U mnie az tak dramatycznie nie jest, ale relacje mocno się ochłodziły po podziale ziemi. Cała gospodarkę mamy w dwóch kawałkach po 15ha. No i ojciec jak chorował, to mówił, że działka dalej od domu do podziału na mnie i brata i każdy niech sobie ci chce, a ta koło domu dla matki do emerytury, a potem dla tego, który zdecyduje się zostać na gospodarce. Jak ojca zabrakło, to się nagle okazało, że brat z bratowa (a jakże by inaczej) mają pretensje, że ojciec tak wcale nie mówił. Brat oczywiście mieszka z 50km stad i jak poszedł na studiach do pracy, tak nic nie robił od tego czasu już przy gospodarce (tylko tam dorywczo coś, jak akurat przyjechał a się coś robiło, to pomógł). Już nawet jak po ojcu dzieliliśmy, to matka jeszcze podgadywala, że może by jednak pół na pół podzielić. Powiedziałem, że jak chce tak robić, to może przepisać całość na brata i mogą gospodarzyć sobie, ja nie chcę nic i złego słowa ode mnie nie usłyszy w związku z tym. Stanęło na tym, jak chciał ojciec. To wtedy kolejne pretensje - a czemu te kawałki działek, a nie inne - zdziwienie, że tuzy i część ornego, a nie samo orne (wiadomo, łatwiej opierdolic orny kawałek). Potem, że oni chcą kawałek działki koło drogi, bo może by się budowali kiedyś. Ok. Pole - zrobiłem na swój koszt podział działki, żeby oddzielić to, co dla brata, zrobiłem na swój koszt podział działek, na których są budynki - zostały dla mamy, żeby miała dom na siebie. To co na mnie to przepisaliśmy, to co dla brata ma iść, to wziąłem w dzierżawę długoterminowa i powiedziałem, że jak brat uzbiera sobie na notariusza, to niech da znać i przepiszemy. To samo przy dzieleniu działek, tej której kawałek jest przy drodze, nie dzieliłem. Już mnie wkurwiła ta gadka, to mówię - niech zapłacą sobie za geodetę i podziela. Ja z tym żadnego problemu nie będę robić, ale nie będę komuś fundował wszystkiego - no to po czasie oczywiście bratowa do matki pretensje, że czemu ja tego nie zrobiłem, tylko oni muszą. Generanie już chyba z 7 lat od podziału i ani na notariusza, ani na geodetę nie uzbierali.
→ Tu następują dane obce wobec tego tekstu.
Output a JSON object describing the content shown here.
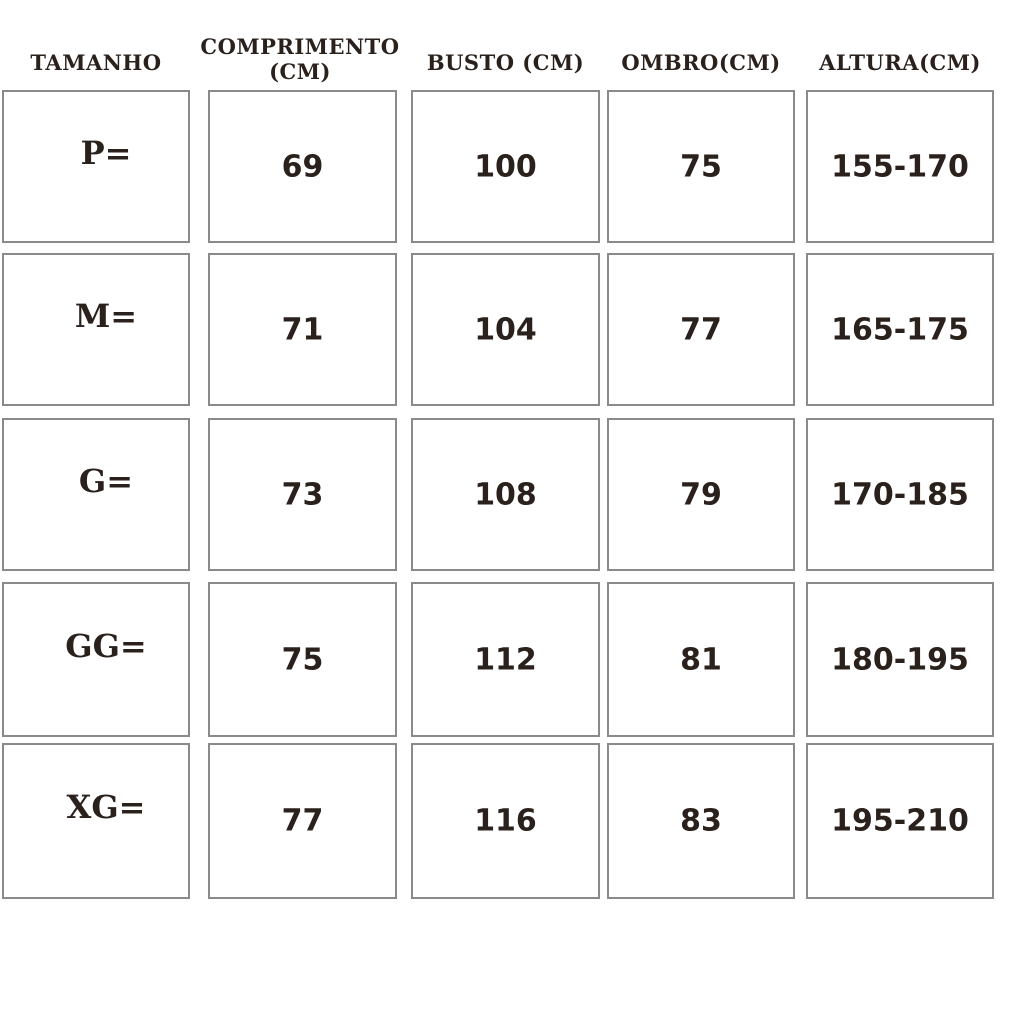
{
  "headers": [
    "TAMANHO",
    "COMPRIMENTO (CM)",
    "BUSTO (CM)",
    "OMBRO(CM)",
    "ALTURA(CM)"
  ],
  "rows": [
    [
      "P=",
      "69",
      "100",
      "75",
      "155-170"
    ],
    [
      "M=",
      "71",
      "104",
      "77",
      "165-175"
    ],
    [
      "G=",
      "73",
      "108",
      "79",
      "170-185"
    ],
    [
      "GG=",
      "75",
      "112",
      "81",
      "180-195"
    ],
    [
      "XG=",
      "77",
      "116",
      "83",
      "195-210"
    ]
  ],
  "colors": {
    "text": "#2a211c",
    "border": "#8a8a8a",
    "background": "#ffffff"
  }
}
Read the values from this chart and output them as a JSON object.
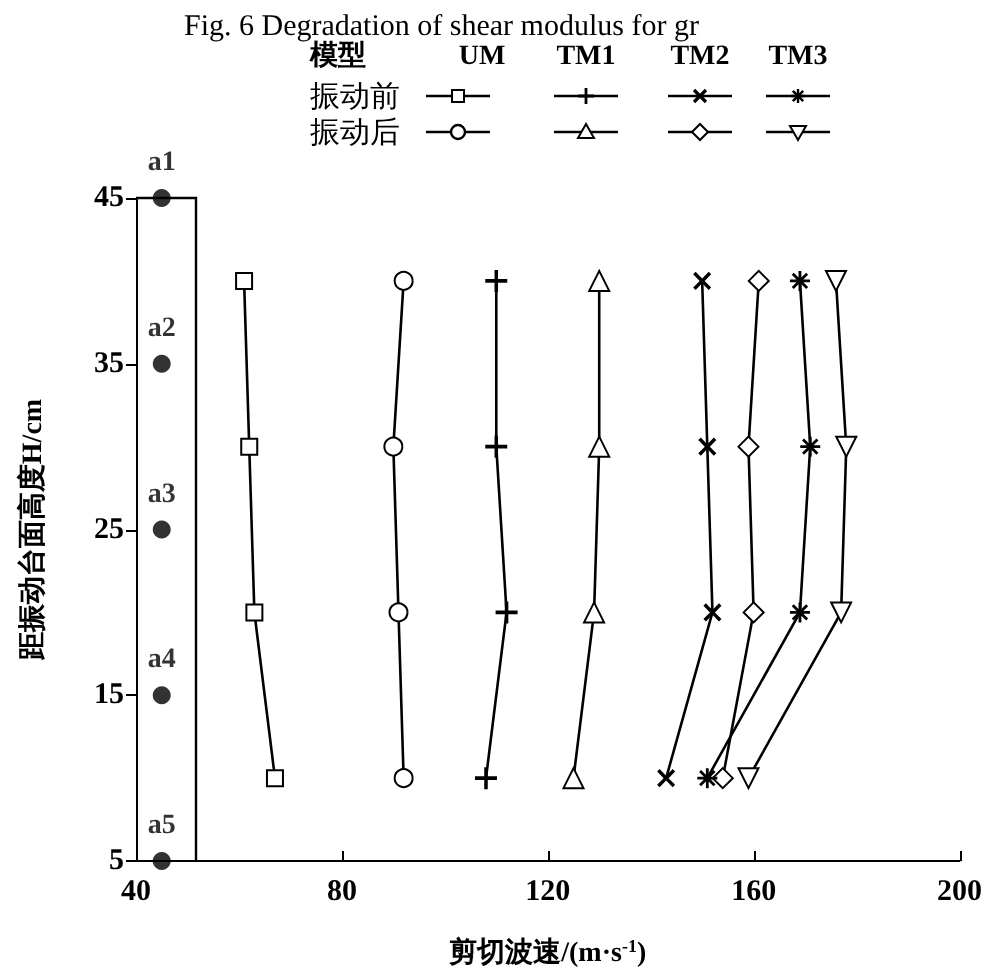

Do mnie oczywiście żadne nie ma odwagi się odezwać, tylko jak przyjadą a mama jest sama, to jej ucho pompują jacy są biedni 🤷 

 

To oczywiście jedna wersja wydarzeń, druga strona zapewne widzi to zgoła odmiennie. A jak zawsze w takich sprawach - prawda leży gdzieś po środku, a bliżej której strony, to tu już nigdy się nie dojdzie do porozumienia.

  • Like 1
Opublikowano

u mnie rodzice podzielili prawie 30 lat temu- u nas nazywa sie to lekka reka-znaczy nie na lozy smierci i sprawiedliwie ..kazdy dostal to co chcial-zadna siostra nie byla polem zainteresowana] - i mu sie nalezalo. chyba na tym najgorzej wyszedlem, uwiazany przez ojcowizne..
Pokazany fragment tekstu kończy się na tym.